Welcome to Conservation Gateway

The Gateway is for the conservation practitioner, scientist and decision-maker. Here we share the best and most up-to-date information we use to inform our work at The Nature Conservancy.

Ecological and Social Impressions of the Middle Patuca River and Potential Consequences of the Patuca 3 Hydropower Project

Esselman, Peter C.

The purpose of this report is to describe the outcomes of an 11-day field reconnaissance effort (starting 28 Aug 2006) in Honduras organized by the Empresa Nacional de Energia Electrica (ENEE) to capture and interpret knowledge from indigenous peoples within the Patuca watershed about ecological and social consequences the planned Patuca 3 hydropower project. A group of 12 researchers traversed 250 kilometers of the river in a large dugout canoe to conduct community meetings, interviews and physical surveys of channel cross sections and water chemistry. Sixteen interviews were conducted with individual and small groups of fishermen in 11 communities (29 individuals total).

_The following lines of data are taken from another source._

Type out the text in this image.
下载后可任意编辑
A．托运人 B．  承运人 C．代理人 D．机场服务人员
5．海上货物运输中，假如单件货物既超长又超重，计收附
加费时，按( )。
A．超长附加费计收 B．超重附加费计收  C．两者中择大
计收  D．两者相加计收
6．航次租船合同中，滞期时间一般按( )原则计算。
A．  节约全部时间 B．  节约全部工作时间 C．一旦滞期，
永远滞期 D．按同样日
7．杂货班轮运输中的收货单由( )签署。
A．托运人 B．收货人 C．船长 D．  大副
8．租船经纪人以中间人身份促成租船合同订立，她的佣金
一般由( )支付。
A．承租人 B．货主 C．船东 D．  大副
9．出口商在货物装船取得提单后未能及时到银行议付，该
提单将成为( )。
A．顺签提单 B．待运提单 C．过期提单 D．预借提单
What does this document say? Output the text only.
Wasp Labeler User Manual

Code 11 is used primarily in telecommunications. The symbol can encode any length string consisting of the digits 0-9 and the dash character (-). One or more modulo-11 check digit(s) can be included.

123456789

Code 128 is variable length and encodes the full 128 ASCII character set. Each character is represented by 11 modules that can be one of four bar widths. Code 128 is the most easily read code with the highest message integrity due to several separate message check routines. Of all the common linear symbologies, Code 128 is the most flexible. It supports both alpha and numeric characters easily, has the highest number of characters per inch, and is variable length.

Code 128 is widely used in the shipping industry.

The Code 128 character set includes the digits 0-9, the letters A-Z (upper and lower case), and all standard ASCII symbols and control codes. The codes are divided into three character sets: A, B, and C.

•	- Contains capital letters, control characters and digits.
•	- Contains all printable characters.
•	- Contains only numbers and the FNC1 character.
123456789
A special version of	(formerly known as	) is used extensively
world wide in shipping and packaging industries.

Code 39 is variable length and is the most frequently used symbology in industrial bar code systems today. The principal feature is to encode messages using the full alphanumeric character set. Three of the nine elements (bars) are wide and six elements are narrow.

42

The livelihoods of indigenous and Mestizo communities situated along the river are intimately tied to the health of the river and floodplain ecosystems. Fishermen reportedly capture 26 species of fishes and 17 species of crustaceans and reptiles to use for food. The dominant species captured for food are ‘tuba’ (Vieja maculicauda), ‘robalo’ (Centropomus undecimalis), ‘blanco’ (Centropomus ensiferus), tilapia (Oreochromis niloticus) and catfish (possibly Ictalurus furcatus). At least 14 species migrate annually between the river and the sea, suggesting that upstream-downstream connectivity (which may be interrupted by the dam) is a crucial ecological factor relied upon by many species. Reproduction and migrations are strongly tied to annual patterns of flow.

The river currently exists in a state that is altered from its historical reference condition. Compound impacts including extensive deforestation, Hurricane Mitch and sedimentation from upstream communities all currently influence the annual patterns of discharge and the ecosystems. Nonetheless, the river still provides many crucial services to communities, especially food, transportation and fertility for their crops, which are situated within the flood zone that receives flood sediments annually. Potential interruptions by Patuca 3 of key processes such as sediment delivery and the timing of floods are of concern to community members interviewed, though they commented that the predicted increase in dry season flow may be a good thing for navigation in the river.

From an ecological perspective, the greatest concerns about the predicted management regime of Patuca 3 are: (1) interruptions to the life cycles of migratory species caused by late onset of wet season; (2) extirpations of migratory species above the dam site caused by the physical barrier of the dam; (3) potential stresses (e.g., water contamination, decreased water flow) that may arise during the process of dam construction; (4) disappearance of important nesting habitats for reptiles caused by increased dry season discharges.  Fortunately, these management conflicts are relatively few.